H. S. Teoh hsteoh at qfbox.info
Mon Sep 12 18:58:33 UTC 2022


On Mon, Sep 12, 2022 at 02:29:58PM -0400, Steven Schveighoffer via Digitalmars-d-learn wrote:
[...]
> If your intent is to *enforce* pure functions only, then that's what
> you do.  If your intent instead is to ensure that given proper
> parameters, the function will be pure, then the answer is to unittest.
> 
> I will say, sometimes this gets really annoying. Like if the unittest
> fails, you get very little information about *why* it's not working.
> 
> i.e. you expect the inference to be pure, but it's not. All you get is
> "impure unittest can't call impure function foo(...)". Figuring out
> the misinference cause is a chore today. I wish it would be easier.
[...]

+1, we need better diagnostics around this.

I wonder if it could be done this way: whenever the compiler infers
attributes for some function F, along with the inferred attributes it
also attaches a list of locations where each attribute was excluded from
the inference. For example, if F was inferred as impure, the compiler
would also keep a reference to the first line where an impure operation
was performed in F.  Whenever pure code tries to call F, the compiler
would print out this reference (file + line + column) along with the
error message.  I.e., "pure function G cannot call impure function F
because impure was inferred from line 1234 in F."

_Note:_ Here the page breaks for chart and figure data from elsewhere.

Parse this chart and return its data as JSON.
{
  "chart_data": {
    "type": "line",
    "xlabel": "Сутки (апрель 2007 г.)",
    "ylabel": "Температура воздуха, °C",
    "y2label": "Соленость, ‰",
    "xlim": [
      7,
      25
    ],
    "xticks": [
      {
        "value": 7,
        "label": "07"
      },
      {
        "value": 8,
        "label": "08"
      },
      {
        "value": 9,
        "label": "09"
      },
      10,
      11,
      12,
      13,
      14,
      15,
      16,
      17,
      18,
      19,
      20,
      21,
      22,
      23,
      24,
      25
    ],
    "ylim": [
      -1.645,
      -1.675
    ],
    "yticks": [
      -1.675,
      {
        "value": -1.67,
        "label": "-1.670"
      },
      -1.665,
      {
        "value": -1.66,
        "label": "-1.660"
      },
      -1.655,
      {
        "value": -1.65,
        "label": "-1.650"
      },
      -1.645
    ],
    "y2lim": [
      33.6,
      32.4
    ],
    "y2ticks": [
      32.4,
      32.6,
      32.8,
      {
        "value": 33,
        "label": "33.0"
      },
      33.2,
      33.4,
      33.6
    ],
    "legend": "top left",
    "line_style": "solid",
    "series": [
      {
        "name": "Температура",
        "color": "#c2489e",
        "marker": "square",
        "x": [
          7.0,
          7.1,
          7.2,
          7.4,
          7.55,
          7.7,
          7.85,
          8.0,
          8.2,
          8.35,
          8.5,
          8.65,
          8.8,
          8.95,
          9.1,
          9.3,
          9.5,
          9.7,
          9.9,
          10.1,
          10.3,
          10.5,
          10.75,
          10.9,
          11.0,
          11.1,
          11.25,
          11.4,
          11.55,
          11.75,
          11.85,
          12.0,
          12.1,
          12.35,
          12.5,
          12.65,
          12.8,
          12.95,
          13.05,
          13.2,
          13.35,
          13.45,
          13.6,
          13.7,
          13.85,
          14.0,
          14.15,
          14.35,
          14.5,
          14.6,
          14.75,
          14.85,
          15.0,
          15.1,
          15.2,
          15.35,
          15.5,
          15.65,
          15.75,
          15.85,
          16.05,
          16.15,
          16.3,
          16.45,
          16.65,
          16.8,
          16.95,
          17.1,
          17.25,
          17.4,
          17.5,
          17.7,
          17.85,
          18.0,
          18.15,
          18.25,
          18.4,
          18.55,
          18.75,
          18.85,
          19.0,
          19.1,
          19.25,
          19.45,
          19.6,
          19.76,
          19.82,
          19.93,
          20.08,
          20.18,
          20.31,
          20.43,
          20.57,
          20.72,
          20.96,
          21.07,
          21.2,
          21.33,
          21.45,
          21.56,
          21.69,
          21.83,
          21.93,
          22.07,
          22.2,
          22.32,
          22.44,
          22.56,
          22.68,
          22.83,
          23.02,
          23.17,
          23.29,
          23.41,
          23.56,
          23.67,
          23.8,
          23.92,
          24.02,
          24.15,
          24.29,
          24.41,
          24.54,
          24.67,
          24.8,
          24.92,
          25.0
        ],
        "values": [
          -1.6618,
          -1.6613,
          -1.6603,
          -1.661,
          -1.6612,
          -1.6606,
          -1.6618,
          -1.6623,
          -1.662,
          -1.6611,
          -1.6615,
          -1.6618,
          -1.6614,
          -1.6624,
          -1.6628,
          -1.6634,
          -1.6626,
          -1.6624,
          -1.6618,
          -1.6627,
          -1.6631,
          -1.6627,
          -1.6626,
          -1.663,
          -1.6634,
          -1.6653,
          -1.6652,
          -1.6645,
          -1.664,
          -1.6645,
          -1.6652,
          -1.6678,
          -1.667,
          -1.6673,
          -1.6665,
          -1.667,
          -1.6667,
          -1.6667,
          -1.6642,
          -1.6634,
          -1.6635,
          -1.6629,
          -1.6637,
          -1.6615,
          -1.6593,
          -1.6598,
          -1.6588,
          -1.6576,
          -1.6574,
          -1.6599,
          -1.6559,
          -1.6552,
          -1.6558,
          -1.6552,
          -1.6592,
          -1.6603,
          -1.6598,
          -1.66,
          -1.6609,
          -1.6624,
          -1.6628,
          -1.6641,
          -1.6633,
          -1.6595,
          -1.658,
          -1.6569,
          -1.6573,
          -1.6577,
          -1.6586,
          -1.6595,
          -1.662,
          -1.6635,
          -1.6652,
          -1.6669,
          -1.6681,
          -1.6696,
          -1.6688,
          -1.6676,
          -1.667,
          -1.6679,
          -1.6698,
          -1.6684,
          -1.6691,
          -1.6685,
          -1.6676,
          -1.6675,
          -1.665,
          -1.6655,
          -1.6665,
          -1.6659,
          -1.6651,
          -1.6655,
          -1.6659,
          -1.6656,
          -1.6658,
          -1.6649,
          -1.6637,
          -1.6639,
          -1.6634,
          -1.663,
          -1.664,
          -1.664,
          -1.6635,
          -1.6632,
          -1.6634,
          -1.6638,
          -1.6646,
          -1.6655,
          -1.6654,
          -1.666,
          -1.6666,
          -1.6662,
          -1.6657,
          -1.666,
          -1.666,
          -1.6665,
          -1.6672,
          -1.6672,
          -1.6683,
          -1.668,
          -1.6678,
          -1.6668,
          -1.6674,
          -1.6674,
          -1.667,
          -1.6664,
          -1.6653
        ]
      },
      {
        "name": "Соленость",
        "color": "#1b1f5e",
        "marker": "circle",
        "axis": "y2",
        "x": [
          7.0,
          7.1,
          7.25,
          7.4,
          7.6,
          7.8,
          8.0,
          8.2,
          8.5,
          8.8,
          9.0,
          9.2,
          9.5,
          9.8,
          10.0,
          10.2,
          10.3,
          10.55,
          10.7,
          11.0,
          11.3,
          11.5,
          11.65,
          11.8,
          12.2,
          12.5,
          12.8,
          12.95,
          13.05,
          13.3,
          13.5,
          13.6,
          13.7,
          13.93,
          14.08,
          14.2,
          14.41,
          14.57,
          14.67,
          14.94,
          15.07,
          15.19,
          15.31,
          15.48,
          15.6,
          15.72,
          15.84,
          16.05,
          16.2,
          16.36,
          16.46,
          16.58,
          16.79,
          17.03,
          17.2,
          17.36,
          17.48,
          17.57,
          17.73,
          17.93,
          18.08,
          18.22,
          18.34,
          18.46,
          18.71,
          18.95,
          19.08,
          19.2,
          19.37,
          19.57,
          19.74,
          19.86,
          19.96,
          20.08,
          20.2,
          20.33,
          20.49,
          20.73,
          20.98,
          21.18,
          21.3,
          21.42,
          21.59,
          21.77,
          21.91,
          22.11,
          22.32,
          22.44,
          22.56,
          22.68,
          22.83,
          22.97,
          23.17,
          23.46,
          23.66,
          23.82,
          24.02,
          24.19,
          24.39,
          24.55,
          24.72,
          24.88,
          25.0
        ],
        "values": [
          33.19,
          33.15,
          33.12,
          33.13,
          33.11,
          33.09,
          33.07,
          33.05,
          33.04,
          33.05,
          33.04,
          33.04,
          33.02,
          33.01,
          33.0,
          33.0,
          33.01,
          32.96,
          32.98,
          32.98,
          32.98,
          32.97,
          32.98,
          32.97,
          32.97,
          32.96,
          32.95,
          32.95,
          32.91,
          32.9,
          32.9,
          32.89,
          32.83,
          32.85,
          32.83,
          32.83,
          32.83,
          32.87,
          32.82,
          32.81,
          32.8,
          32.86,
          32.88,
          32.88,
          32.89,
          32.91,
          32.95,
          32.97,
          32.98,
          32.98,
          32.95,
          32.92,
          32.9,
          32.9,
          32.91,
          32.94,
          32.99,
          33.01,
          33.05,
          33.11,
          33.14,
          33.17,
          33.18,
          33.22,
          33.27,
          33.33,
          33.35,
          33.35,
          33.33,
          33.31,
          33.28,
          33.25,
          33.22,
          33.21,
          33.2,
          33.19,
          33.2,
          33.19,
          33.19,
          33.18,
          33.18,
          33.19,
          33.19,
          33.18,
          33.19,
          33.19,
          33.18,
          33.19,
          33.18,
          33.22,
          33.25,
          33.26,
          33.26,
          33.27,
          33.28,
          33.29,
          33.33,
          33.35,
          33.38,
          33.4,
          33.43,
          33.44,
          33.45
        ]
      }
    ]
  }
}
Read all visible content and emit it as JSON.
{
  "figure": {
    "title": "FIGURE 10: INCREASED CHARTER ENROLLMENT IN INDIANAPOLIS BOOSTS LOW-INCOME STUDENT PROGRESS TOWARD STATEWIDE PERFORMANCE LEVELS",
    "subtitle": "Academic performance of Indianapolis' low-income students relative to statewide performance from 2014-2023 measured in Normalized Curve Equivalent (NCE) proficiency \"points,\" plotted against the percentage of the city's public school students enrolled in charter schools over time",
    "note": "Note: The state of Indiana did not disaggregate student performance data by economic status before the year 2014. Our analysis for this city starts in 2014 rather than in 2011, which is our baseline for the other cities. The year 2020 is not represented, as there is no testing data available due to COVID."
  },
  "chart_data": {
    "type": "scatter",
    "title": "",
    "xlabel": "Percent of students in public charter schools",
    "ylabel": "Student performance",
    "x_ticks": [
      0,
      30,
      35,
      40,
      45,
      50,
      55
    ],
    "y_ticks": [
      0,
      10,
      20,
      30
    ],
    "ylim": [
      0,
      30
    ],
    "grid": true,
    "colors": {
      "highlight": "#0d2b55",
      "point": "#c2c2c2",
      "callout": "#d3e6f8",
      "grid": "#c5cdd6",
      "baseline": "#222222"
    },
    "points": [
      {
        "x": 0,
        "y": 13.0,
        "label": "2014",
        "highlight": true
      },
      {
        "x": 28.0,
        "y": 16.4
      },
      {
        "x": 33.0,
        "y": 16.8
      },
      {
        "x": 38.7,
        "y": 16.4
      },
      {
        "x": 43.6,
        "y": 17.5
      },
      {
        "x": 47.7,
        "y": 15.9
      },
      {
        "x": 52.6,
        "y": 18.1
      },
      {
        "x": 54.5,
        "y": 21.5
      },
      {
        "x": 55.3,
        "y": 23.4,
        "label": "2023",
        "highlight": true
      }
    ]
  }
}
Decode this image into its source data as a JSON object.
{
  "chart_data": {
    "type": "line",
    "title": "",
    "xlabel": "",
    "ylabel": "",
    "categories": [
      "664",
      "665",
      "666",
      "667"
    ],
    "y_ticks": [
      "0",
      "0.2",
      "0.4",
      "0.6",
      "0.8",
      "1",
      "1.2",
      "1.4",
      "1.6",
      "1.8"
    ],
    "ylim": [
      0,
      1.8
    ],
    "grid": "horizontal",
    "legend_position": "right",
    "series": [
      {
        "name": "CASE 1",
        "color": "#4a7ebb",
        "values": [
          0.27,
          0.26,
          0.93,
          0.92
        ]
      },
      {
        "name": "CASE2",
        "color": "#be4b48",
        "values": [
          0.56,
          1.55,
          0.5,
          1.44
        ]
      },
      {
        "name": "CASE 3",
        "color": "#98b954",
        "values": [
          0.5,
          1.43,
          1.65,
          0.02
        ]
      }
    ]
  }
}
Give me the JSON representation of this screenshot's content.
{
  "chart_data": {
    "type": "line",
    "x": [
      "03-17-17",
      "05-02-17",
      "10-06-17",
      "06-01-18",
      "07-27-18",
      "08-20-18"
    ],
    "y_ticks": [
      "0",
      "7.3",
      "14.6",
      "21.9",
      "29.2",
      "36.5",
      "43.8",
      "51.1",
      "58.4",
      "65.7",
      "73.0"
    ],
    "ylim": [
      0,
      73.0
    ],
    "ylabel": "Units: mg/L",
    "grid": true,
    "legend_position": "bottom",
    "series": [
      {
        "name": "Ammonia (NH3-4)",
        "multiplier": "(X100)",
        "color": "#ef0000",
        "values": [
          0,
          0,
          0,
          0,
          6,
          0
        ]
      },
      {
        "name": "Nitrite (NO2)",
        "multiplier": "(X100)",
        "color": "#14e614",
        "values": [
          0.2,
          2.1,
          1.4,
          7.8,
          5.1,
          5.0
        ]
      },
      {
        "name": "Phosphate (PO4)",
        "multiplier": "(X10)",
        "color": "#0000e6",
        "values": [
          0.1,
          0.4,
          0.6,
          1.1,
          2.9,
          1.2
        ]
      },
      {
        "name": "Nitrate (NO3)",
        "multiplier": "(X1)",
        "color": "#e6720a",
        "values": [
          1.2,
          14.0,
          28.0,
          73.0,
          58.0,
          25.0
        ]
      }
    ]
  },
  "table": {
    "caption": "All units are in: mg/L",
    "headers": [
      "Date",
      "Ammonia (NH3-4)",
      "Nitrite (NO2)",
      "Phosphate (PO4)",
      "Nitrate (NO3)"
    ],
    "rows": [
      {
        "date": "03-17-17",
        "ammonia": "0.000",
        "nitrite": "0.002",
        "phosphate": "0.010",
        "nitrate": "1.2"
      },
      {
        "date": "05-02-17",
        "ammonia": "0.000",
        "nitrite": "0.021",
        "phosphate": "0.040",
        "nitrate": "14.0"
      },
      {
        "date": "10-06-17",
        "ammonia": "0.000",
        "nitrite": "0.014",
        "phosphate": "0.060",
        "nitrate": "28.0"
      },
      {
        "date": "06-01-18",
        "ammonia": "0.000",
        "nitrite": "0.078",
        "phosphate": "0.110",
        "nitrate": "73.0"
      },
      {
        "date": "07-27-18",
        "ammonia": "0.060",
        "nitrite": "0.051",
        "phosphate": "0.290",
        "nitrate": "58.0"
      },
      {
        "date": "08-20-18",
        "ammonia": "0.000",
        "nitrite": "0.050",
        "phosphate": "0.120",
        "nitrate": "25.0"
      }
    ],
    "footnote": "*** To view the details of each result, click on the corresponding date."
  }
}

Obviously, this applies only to functions with inferred attributes; if
the attribute was explicitly in the code, then there's nothing else to
say.  Since functions with inferred attributes always must have their
bodies accessible (otherwise inference cannot be done), it's guaranteed
that the aforementioned reference can always be found.

//

In the meantime, my usual approach to debugging this sort of problem is
to explicitly (temporarily) mark the target function pure, and recompile
to find out what in the function made it impure. If it's a call to
another inferred function, then mark *that* function pure too, and
recompile, etc., until I arrive at the statement that first made it
impure.  This doesn't always work, though.  Sometimes forcefully marking
something pure will break the compile in other places, making it a pain
to debug (usually involving making a local copy of the function and
redirecting calls to/from it).

The compiler really should be giving us this information rather than
making us figure it out ourselves.


T

-- 
Ignorance is bliss... until you suffer the consequences!